Vertebrates are remarkable for their ability to select and execute purposive actions: motor and cognitive skills executed at the right time and in the right manner to thrive in dynamic, often competitive, environments. A purposive action requires one to extract information from experience and act upon that information by executing the requisite movements to obtain a desired outcome. Subcortical basal ganglia circuits are a key link from the telencephalon to the mesencephalon; putative neural substrates of inference and action, respectively. Basal ganglia are a critical nexus thought to be especially important for modifying future action according to prior experience - reinforcement learning. Recent work from our group has led to the articulation of a mechanistic model of basal ganglia computation with substantial explanatory power. Briefly, we propose that basal ganglia can enact a history-dependent gain on descending neocortical activity. This gain can manifest as the regulation of movement vigor or the timing of actions depending upon what aspects of behavior are being reinforced. Ongoing work in the lab seeks to test key predictions that can be formulated from this perspective.

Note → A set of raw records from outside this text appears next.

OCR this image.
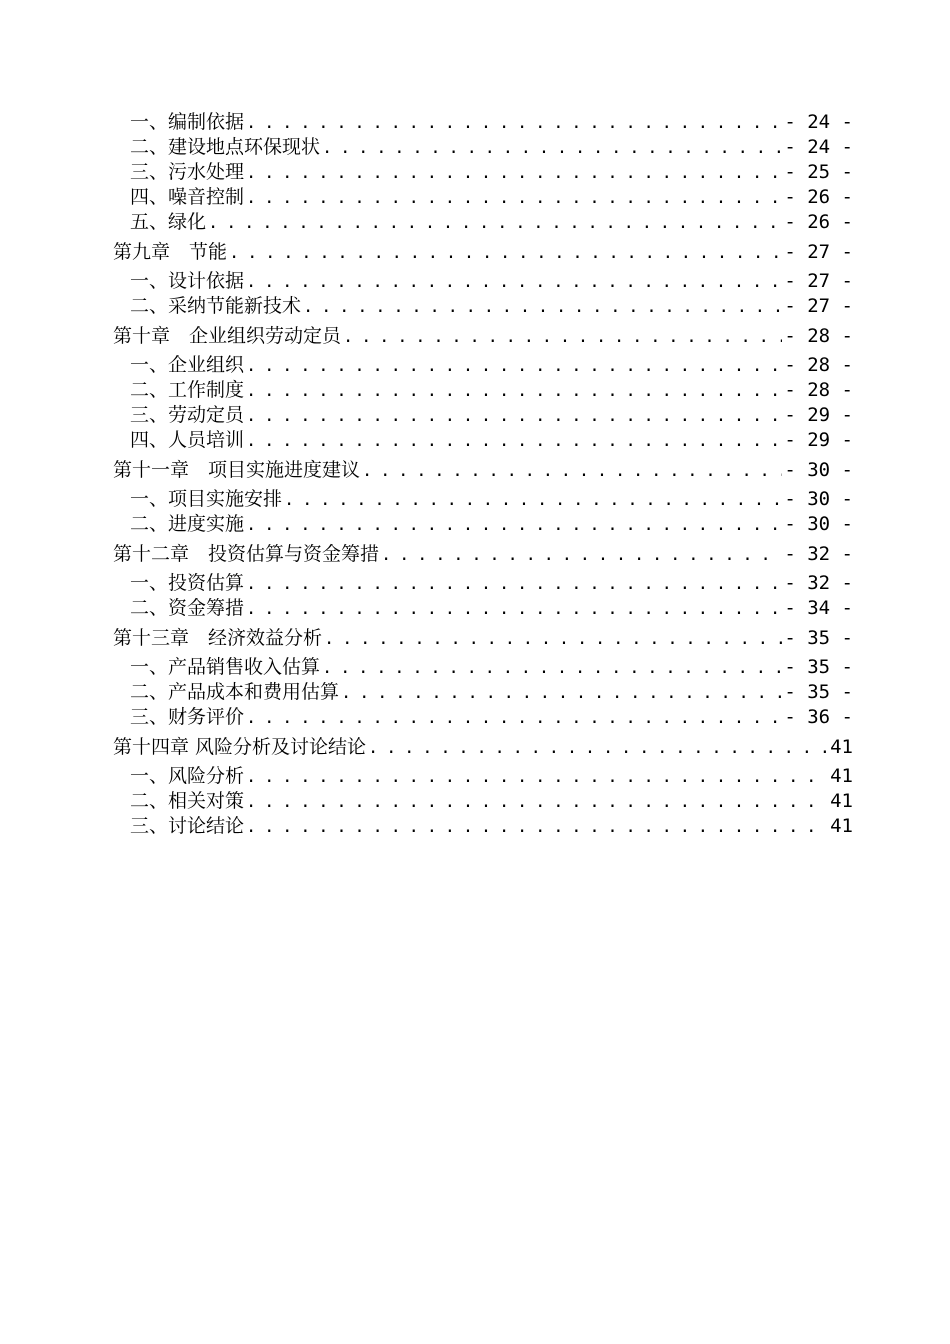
一、编制依据 . . .	- 24 -
二、建设地点环保现状 . . .	- 24 -
三、污水处理 . . .	- 25 -
四、噪音控制 . . .	- 26 -
五、绿化 . . .	- 26 -
第九章　节能 . . .	- 27 -
一、设计依据 . . .	- 27 -
二、采纳节能新技术 . . .	- 27 -
第十章　企业组织劳动定员 . . .	- 28 -
一、企业组织 . . .	- 28 -
二、工作制度 . . .	- 28 -
三、劳动定员 . . .	- 29 -
四、人员培训 . . .	- 29 -
第十一章　项目实施进度建议 . . .	- 30 -
一、项目实施安排 . . .	- 30 -
二、进度实施 . . .	- 30 -
第十二章　投资估算与资金筹措 . . .	- 32 -
一、投资估算 . . .	- 32 -
二、资金筹措 . . .	- 34 -
第十三章　经济效益分析 . . .	- 35 -
一、产品销售收入估算 . . .	- 35 -
二、产品成本和费用估算 . . .	- 35 -
三、财务评价 . . .	- 36 -
第十四章 风险分析及讨论结论 . . .	41
一、风险分析 . . .	41
二、相关对策 . . .	41
三、讨论结论 . . .	41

Although we often focus on the ability of a skilled movement to be executed rapidly and with precisely replicated kinematics; motor skill is also characterized by the flexibility with which an action can be executed while reliably achieving a goal. For example, the ability to flexibly act with a range of vigor (e.g. amplitude, speed) is an essential aspect of skill. Several lines of evidence suggest that basal ganglia play a critical role in the purposive control of movement vigor in mammals. To study the circuit mechanisms underlying the control of movement vigor we developed behavioral paradigms to study precise movement kinematics in mice performing voluntary movements of a joystick. In a genetic model of Parkinson's disease we found that parkinsonian mice also exhibit a profound enervation of joystick movements. Subsequent work provided a mechanistic account of these deficits in the absence of dopamine: closed-loop optogenetic stimulation we showed that dopamine-dependent plasticity allows specific cell types in basal ganglia to exert a bidirectional, opponent control over movement vigor. Ongoing work in the lab seeks to understand the principles that govern how basal ganglia control movement vigor. For exmaple, how are competing demands for specificity and generalization balanced?
Adaptive decisions in the presence of uncertainty requires the inference of probabilistic models. For example, financial decision theory posits that selection of optimal portfolios requires information about both the mean and variance of expected returns. In natural(istic), dynamic environments the timing of events may have an arbitrary uncertainty. Accurate inference of such variability is essential to optimally obtain desired outcomes. We find that mice can infer the extrinsic variance of event timing and choose optimal waiting times even in highly variable environments.
Ongoing work in the lab seeks to address how these computations are performed and how such intelligence is turned in to adaptive action. For example, is a heuristic that approximates optimal computations used or does the brain explicitly operate on probability distributions? How are cortico-basal ganglia circuits coordinated to control action? Does an agent remember which action they took?
At their best systems neuroscience, cognitive science and psychology have all contributed to the development of deep insights into the algorithms that account for detailed, quantitative aspects of overt behavior. Systems neuroscience has had influential successes in the observation of neural activity that correlates with (represents) key elements (quantities, dynamics, etc.) computations that could implement such algorithms. In recent years it has become increasingly possible to manipulate activity in increasingly precise ways in attempts to demonstrate that these computations are causally related to the observed behavior. Mechanistic models of circuit computations ultimately require detailed understanding of how the biophysics of individual neurons and properties of connectivity implement observed computations. Drawing upon our background in cellular biophysics and synaptic plasticity, we also seek to articulate how biophysical properties of neurons, synaptic plasticity rules, and patterns of anatomical connectivity give rise to circuit computations. In recent work we have described how the reward prediction error correlate results from temporal integration of two dissociable pathways and how recurrent connectivity in substantia nigra implements feedback gain control.
The work in our lab combines large-scale extracellular electrophysiology, optical recording, and intracellular electrophysiology with techniques to identify and perturb the activity of specific cell types and circuits in the mouse brain. This constellation of technical approaches requires significant development of hardware and software for data acquisition and analysis. We are also actively involved in developing and refining molecular tools that allow us to identify, target, and manipulate specific cell-types in concert with physiology. In our recent work we have helped to develop and validate the cell-type specific pharmacology in vivo using DARTs and developed a new class of optogenetic inhibitor exemplified by FLInChR.
We draw heavily upon the expertise of many staff scientists and engineers in the jET, Virus Services, Transgenic Mouse Facility, and Scientific Computing. Some of the fruits of our labor can be found on the resources section of the website where there are details about how to recreate the hardware developed for our experiments and software available for download.